By Sarah Morland
MEXICO CITY (Reuters) - The Inter-American Development Bank on Thursday announced the launch of a regional security alliance against crime that brings together 18 governments across Latin America and the Caribbean as well as several international finance institutions.
"Security needs to be part of the solution for our economic progress," IDB President Ilan Goldfajn told reporters ahead of the project's launch in Barbados, saying countries worried about the cost of crime had requested the initiative.
"Organized crime has no national borders," he said. "We're trying to organize ourselves into a regional initiative."
Crime costs on average 3.4% of gross domestic product across the region, according to a recent IDB study, amounting to nearly 80% of public budgets for education, double social assistance and 12 times research and development spending.
The IDB is providing $1 billion in financing for projects aligned with the initiative next year, Goldfajn added, and plans to mobilize public and private donors to raise more funds.
The IDB said projects include the regional sharing of criminal records among alliance members, and meetings to discuss money laundering tied to illegal mining in the Amazon (NASDAQ:AMZN).
Goldfajn said the plan has a strong social focus, looking to reduce communities' vulnerabilities, as well as strengthening police, state justice institutions and hitting financial crime.
The alliance has notable regional exceptions such as the United States, which Goldfajn said would not participate.
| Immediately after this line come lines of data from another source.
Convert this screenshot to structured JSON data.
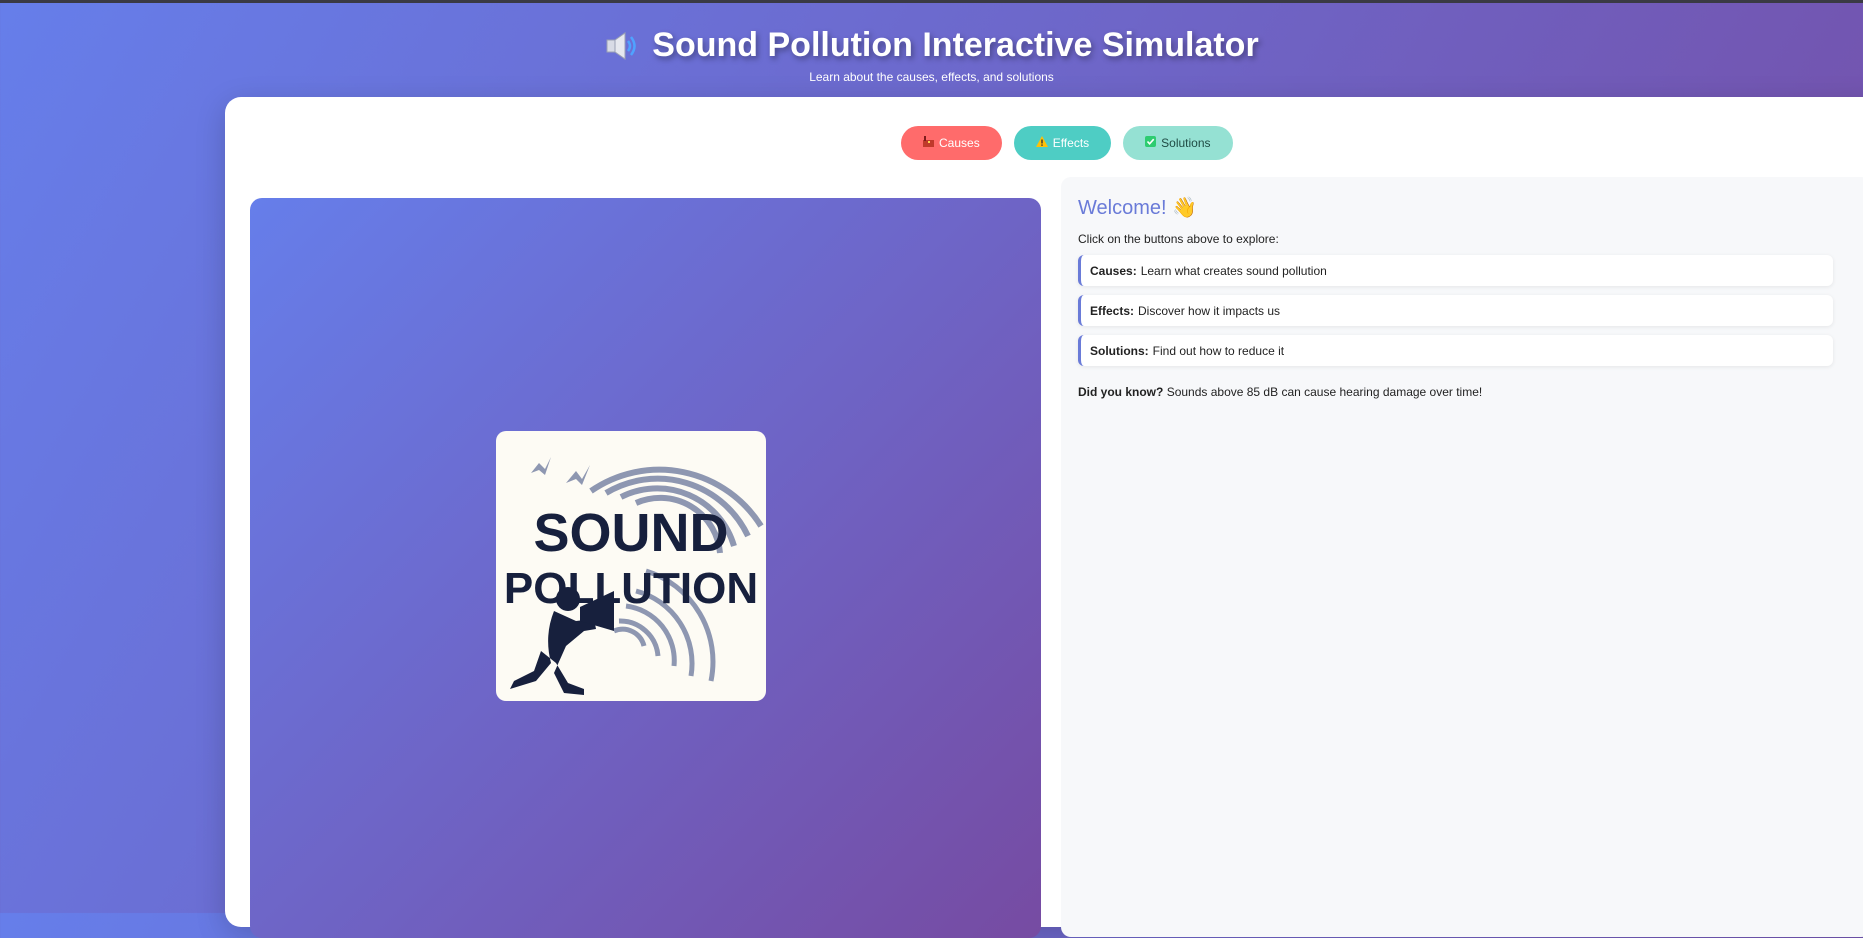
{
  "header": {
    "title": "Sound Pollution Interactive Simulator",
    "subtitle": "Learn about the causes, effects, and solutions",
    "title_icon": "speaker-icon"
  },
  "tabs": [
    {
      "label": "Causes",
      "icon": "factory-icon",
      "color": "#ff6b6b"
    },
    {
      "label": "Effects",
      "icon": "warning-icon",
      "color": "#4ecdc4"
    },
    {
      "label": "Solutions",
      "icon": "check-box-icon",
      "color": "#95e1d3"
    }
  ],
  "logo": {
    "line1": "SOUND",
    "line2": "POLLUTION"
  },
  "panel": {
    "welcome": "Welcome! 👋",
    "intro": "Click on the buttons above to explore:",
    "items": [
      {
        "term": "Causes:",
        "desc": "Learn what creates sound pollution"
      },
      {
        "term": "Effects:",
        "desc": "Discover how it impacts us"
      },
      {
        "term": "Solutions:",
        "desc": "Find out how to reduce it"
      }
    ],
    "fact_term": "Did you know?",
    "fact_text": "Sounds above 85 dB can cause hearing damage over time!"
  },
  "colors": {
    "accent": "#6a7bd8",
    "gradient_start": "#667eea",
    "gradient_end": "#764ba2"
  }
}
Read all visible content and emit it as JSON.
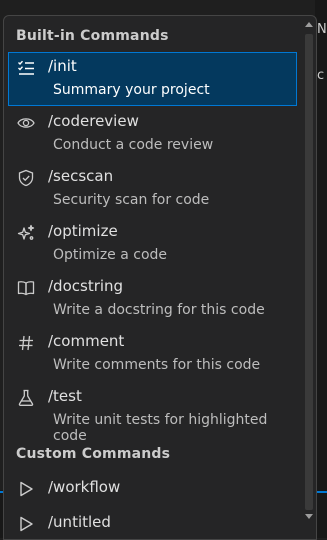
{
  "background": {
    "right_glyph_top": "N",
    "right_glyph_mid": "c"
  },
  "popup": {
    "builtin_header": "Built-in Commands",
    "custom_header": "Custom Commands",
    "builtin_items": [
      {
        "command": "/init",
        "description": "Summary your project",
        "icon": "checklist-icon",
        "selected": true
      },
      {
        "command": "/codereview",
        "description": "Conduct a code review",
        "icon": "eye-icon"
      },
      {
        "command": "/secscan",
        "description": "Security scan for code",
        "icon": "shield-check-icon"
      },
      {
        "command": "/optimize",
        "description": "Optimize a code",
        "icon": "sparkle-icon"
      },
      {
        "command": "/docstring",
        "description": "Write a docstring for this code",
        "icon": "book-icon"
      },
      {
        "command": "/comment",
        "description": "Write comments for this code",
        "icon": "hash-icon"
      },
      {
        "command": "/test",
        "description": "Write unit tests for highlighted code",
        "icon": "beaker-icon"
      }
    ],
    "custom_items": [
      {
        "command": "/workflow",
        "icon": "play-icon"
      },
      {
        "command": "/untitled",
        "icon": "play-icon"
      }
    ]
  },
  "colors": {
    "selected_bg": "#04395e",
    "accent": "#0078d4",
    "popup_bg": "#252526"
  }
}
Goldfajn said the IDB was in talks with Mexico and Colombia, two other exceptions, which could join later.
The alliance also includes the Organization of American States, the Caribbean Community, INTERPOL, the World Bank and regional development banks.
Last year, CARICOM leaders declared violent crime a public health issue and pledged a series of measures such as regional arrest warrants, a ban on assault weapons and support for a Mexican lawsuit seeking to hold U.S. gunmakers accountable for illegal trafficking to criminal groups outside its borders.
The case has gone to the U.S. Supreme Court. Some 51% of traced firearms in Central America come from the United States, according to U.S. government data, as well as 68% in Mexico and 80% across the Caribbean.